A recent interview with comedian Bill Hader reveals that Lamaze helped him cope with a different sort of pain, stage right, during his time as a regular cast member on the NBC television program Saturday Night Live.

As Hader tells it:
My wife would have to come down and actually do breathing techniques that she learned in Lamaze class with me,” he recalled. “Like, ‘Horse breath — look at me — horse breath, relax.’ And we would go through my sketches. . . . But then you keep going, and was a lot of fun.

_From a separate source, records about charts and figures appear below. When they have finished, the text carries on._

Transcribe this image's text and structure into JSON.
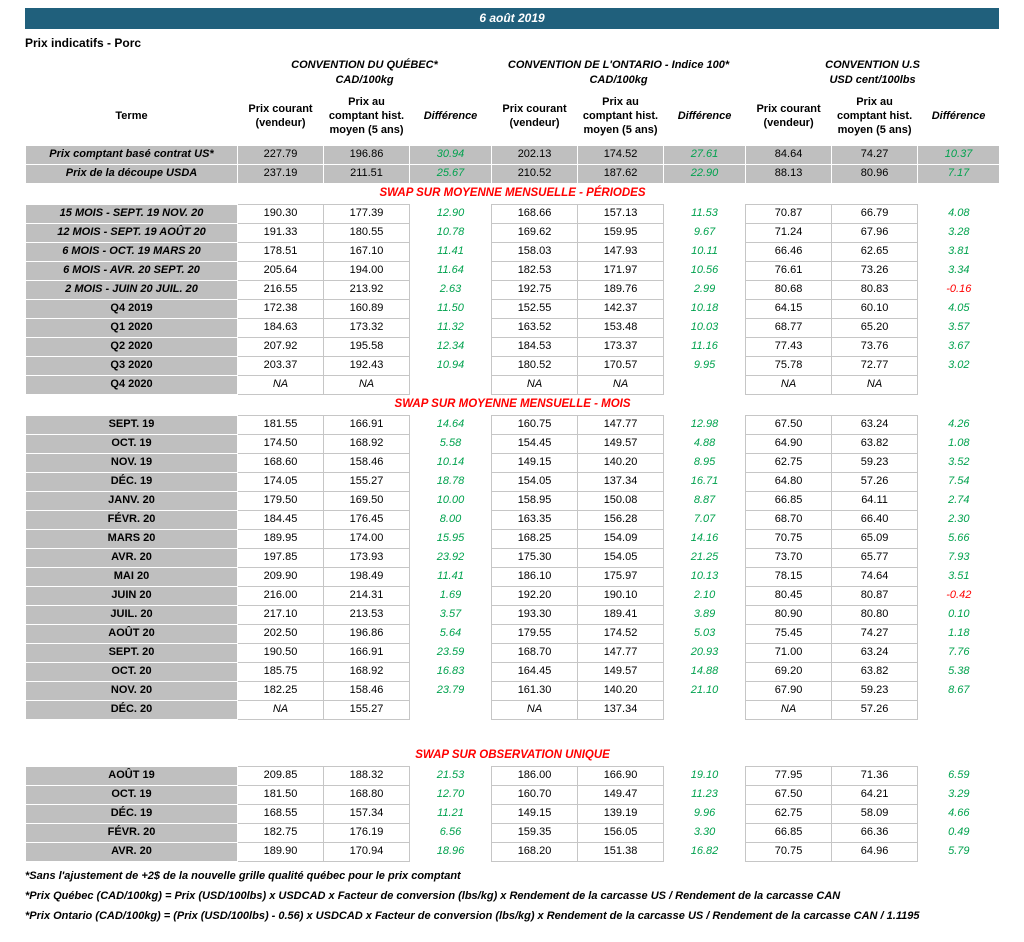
{
  "header": {
    "date": "6 août 2019",
    "title": "Prix indicatifs - Porc"
  },
  "groups": [
    {
      "name": "CONVENTION DU QUÉBEC*",
      "unit": "CAD/100kg"
    },
    {
      "name": "CONVENTION DE L'ONTARIO - Indice 100*",
      "unit": "CAD/100kg"
    },
    {
      "name": "CONVENTION U.S",
      "unit": "USD cent/100lbs"
    }
  ],
  "columns": {
    "terme": "Terme",
    "prix_courant": "Prix courant (vendeur)",
    "prix_comptant": "Prix au comptant hist. moyen (5 ans)",
    "difference": "Différence"
  },
  "top_rows": [
    {
      "terme": "Prix comptant basé contrat US*",
      "values": [
        "227.79",
        "196.86",
        "30.94",
        "202.13",
        "174.52",
        "27.61",
        "84.64",
        "74.27",
        "10.37"
      ]
    },
    {
      "terme": "Prix de la découpe USDA",
      "values": [
        "237.19",
        "211.51",
        "25.67",
        "210.52",
        "187.62",
        "22.90",
        "88.13",
        "80.96",
        "7.17"
      ]
    }
  ],
  "sections": [
    {
      "title": "SWAP SUR MOYENNE MENSUELLE - PÉRIODES",
      "rows": [
        {
          "terme": "15 MOIS -  SEPT. 19 NOV. 20",
          "values": [
            "190.30",
            "177.39",
            "12.90",
            "168.66",
            "157.13",
            "11.53",
            "70.87",
            "66.79",
            "4.08"
          ]
        },
        {
          "terme": "12 MOIS -  SEPT. 19 AOÛT 20",
          "values": [
            "191.33",
            "180.55",
            "10.78",
            "169.62",
            "159.95",
            "9.67",
            "71.24",
            "67.96",
            "3.28"
          ]
        },
        {
          "terme": "6 MOIS -  OCT. 19 MARS 20",
          "values": [
            "178.51",
            "167.10",
            "11.41",
            "158.03",
            "147.93",
            "10.11",
            "66.46",
            "62.65",
            "3.81"
          ]
        },
        {
          "terme": "6 MOIS -  AVR. 20 SEPT. 20",
          "values": [
            "205.64",
            "194.00",
            "11.64",
            "182.53",
            "171.97",
            "10.56",
            "76.61",
            "73.26",
            "3.34"
          ]
        },
        {
          "terme": "2 MOIS -  JUIN 20  JUIL. 20",
          "values": [
            "216.55",
            "213.92",
            "2.63",
            "192.75",
            "189.76",
            "2.99",
            "80.68",
            "80.83",
            "-0.16"
          ]
        },
        {
          "terme": "Q4 2019",
          "values": [
            "172.38",
            "160.89",
            "11.50",
            "152.55",
            "142.37",
            "10.18",
            "64.15",
            "60.10",
            "4.05"
          ]
        },
        {
          "terme": "Q1 2020",
          "values": [
            "184.63",
            "173.32",
            "11.32",
            "163.52",
            "153.48",
            "10.03",
            "68.77",
            "65.20",
            "3.57"
          ]
        },
        {
          "terme": "Q2 2020",
          "values": [
            "207.92",
            "195.58",
            "12.34",
            "184.53",
            "173.37",
            "11.16",
            "77.43",
            "73.76",
            "3.67"
          ]
        },
        {
          "terme": "Q3 2020",
          "values": [
            "203.37",
            "192.43",
            "10.94",
            "180.52",
            "170.57",
            "9.95",
            "75.78",
            "72.77",
            "3.02"
          ]
        },
        {
          "terme": "Q4 2020",
          "values": [
            "NA",
            "NA",
            "",
            "NA",
            "NA",
            "",
            "NA",
            "NA",
            ""
          ]
        }
      ]
    },
    {
      "title": "SWAP SUR MOYENNE MENSUELLE - MOIS",
      "rows": [
        {
          "terme": "SEPT. 19",
          "values": [
            "181.55",
            "166.91",
            "14.64",
            "160.75",
            "147.77",
            "12.98",
            "67.50",
            "63.24",
            "4.26"
          ]
        },
        {
          "terme": "OCT. 19",
          "values": [
            "174.50",
            "168.92",
            "5.58",
            "154.45",
            "149.57",
            "4.88",
            "64.90",
            "63.82",
            "1.08"
          ]
        },
        {
          "terme": "NOV. 19",
          "values": [
            "168.60",
            "158.46",
            "10.14",
            "149.15",
            "140.20",
            "8.95",
            "62.75",
            "59.23",
            "3.52"
          ]
        },
        {
          "terme": "DÉC. 19",
          "values": [
            "174.05",
            "155.27",
            "18.78",
            "154.05",
            "137.34",
            "16.71",
            "64.80",
            "57.26",
            "7.54"
          ]
        },
        {
          "terme": "JANV. 20",
          "values": [
            "179.50",
            "169.50",
            "10.00",
            "158.95",
            "150.08",
            "8.87",
            "66.85",
            "64.11",
            "2.74"
          ]
        },
        {
          "terme": "FÉVR. 20",
          "values": [
            "184.45",
            "176.45",
            "8.00",
            "163.35",
            "156.28",
            "7.07",
            "68.70",
            "66.40",
            "2.30"
          ]
        },
        {
          "terme": "MARS 20",
          "values": [
            "189.95",
            "174.00",
            "15.95",
            "168.25",
            "154.09",
            "14.16",
            "70.75",
            "65.09",
            "5.66"
          ]
        },
        {
          "terme": "AVR. 20",
          "values": [
            "197.85",
            "173.93",
            "23.92",
            "175.30",
            "154.05",
            "21.25",
            "73.70",
            "65.77",
            "7.93"
          ]
        },
        {
          "terme": "MAI 20",
          "values": [
            "209.90",
            "198.49",
            "11.41",
            "186.10",
            "175.97",
            "10.13",
            "78.15",
            "74.64",
            "3.51"
          ]
        },
        {
          "terme": "JUIN 20",
          "values": [
            "216.00",
            "214.31",
            "1.69",
            "192.20",
            "190.10",
            "2.10",
            "80.45",
            "80.87",
            "-0.42"
          ]
        },
        {
          "terme": "JUIL. 20",
          "values": [
            "217.10",
            "213.53",
            "3.57",
            "193.30",
            "189.41",
            "3.89",
            "80.90",
            "80.80",
            "0.10"
          ]
        },
        {
          "terme": "AOÛT 20",
          "values": [
            "202.50",
            "196.86",
            "5.64",
            "179.55",
            "174.52",
            "5.03",
            "75.45",
            "74.27",
            "1.18"
          ]
        },
        {
          "terme": "SEPT. 20",
          "values": [
            "190.50",
            "166.91",
            "23.59",
            "168.70",
            "147.77",
            "20.93",
            "71.00",
            "63.24",
            "7.76"
          ]
        },
        {
          "terme": "OCT. 20",
          "values": [
            "185.75",
            "168.92",
            "16.83",
            "164.45",
            "149.57",
            "14.88",
            "69.20",
            "63.82",
            "5.38"
          ]
        },
        {
          "terme": "NOV. 20",
          "values": [
            "182.25",
            "158.46",
            "23.79",
            "161.30",
            "140.20",
            "21.10",
            "67.90",
            "59.23",
            "8.67"
          ]
        },
        {
          "terme": "DÉC. 20",
          "values": [
            "NA",
            "155.27",
            "",
            "NA",
            "137.34",
            "",
            "NA",
            "57.26",
            ""
          ]
        }
      ]
    },
    {
      "title": "SWAP SUR OBSERVATION UNIQUE",
      "rows": [
        {
          "terme": "AOÛT 19",
          "values": [
            "209.85",
            "188.32",
            "21.53",
            "186.00",
            "166.90",
            "19.10",
            "77.95",
            "71.36",
            "6.59"
          ]
        },
        {
          "terme": "OCT. 19",
          "values": [
            "181.50",
            "168.80",
            "12.70",
            "160.70",
            "149.47",
            "11.23",
            "67.50",
            "64.21",
            "3.29"
          ]
        },
        {
          "terme": "DÉC. 19",
          "values": [
            "168.55",
            "157.34",
            "11.21",
            "149.15",
            "139.19",
            "9.96",
            "62.75",
            "58.09",
            "4.66"
          ]
        },
        {
          "terme": "FÉVR. 20",
          "values": [
            "182.75",
            "176.19",
            "6.56",
            "159.35",
            "156.05",
            "3.30",
            "66.85",
            "66.36",
            "0.49"
          ]
        },
        {
          "terme": "AVR. 20",
          "values": [
            "189.90",
            "170.94",
            "18.96",
            "168.20",
            "151.38",
            "16.82",
            "70.75",
            "64.96",
            "5.79"
          ]
        }
      ]
    }
  ],
  "footnotes": [
    "*Sans l'ajustement de +2$ de la nouvelle grille qualité québec pour le prix comptant",
    "*Prix Québec (CAD/100kg) = Prix (USD/100lbs) x USDCAD x Facteur de conversion (lbs/kg) x Rendement de la carcasse US / Rendement de la carcasse CAN",
    "*Prix Ontario (CAD/100kg) = (Prix (USD/100lbs) - 0.56) x USDCAD x Facteur de conversion (lbs/kg) x Rendement de la carcasse US / Rendement de la carcasse CAN / 1.1195"
  ],
  "colors": {
    "banner": "#20607C",
    "gray": "#BFBFBF",
    "positive": "#00A24E",
    "negative": "#FF0000",
    "section": "#FF0000"
  }
}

Hader, who was a central part of the Saturday Night Live cast from 2005 to 2013, is well-known for a number of the recurring characters he portrayed. They included the flamboyant New York night-life correspondent Stefon.

Is using Lamaze for stage fright as wacky as some of Hader’s characters? Not really if you think about it. explains:
Lamaze breathing techniques utilize several breathing patterns in order to encourage relaxation. . . . Examples of breathing patterns include inhaling for five seconds, then breathing out for five seconds. . . . When utilized properly, Lamaze breathing techniques are designed to keep you focused on breathing—not on pain experienced during childbirth.
That sounds very much like the sort of breathing technique found in mindfulness exercises like those at the heart of Goodbye Butterflies, and it has the same goal. It brings you detachment. In the case of childbirth, it’s detachment from physical pain. With performance anxiety, it’s detachment from your worried thinking.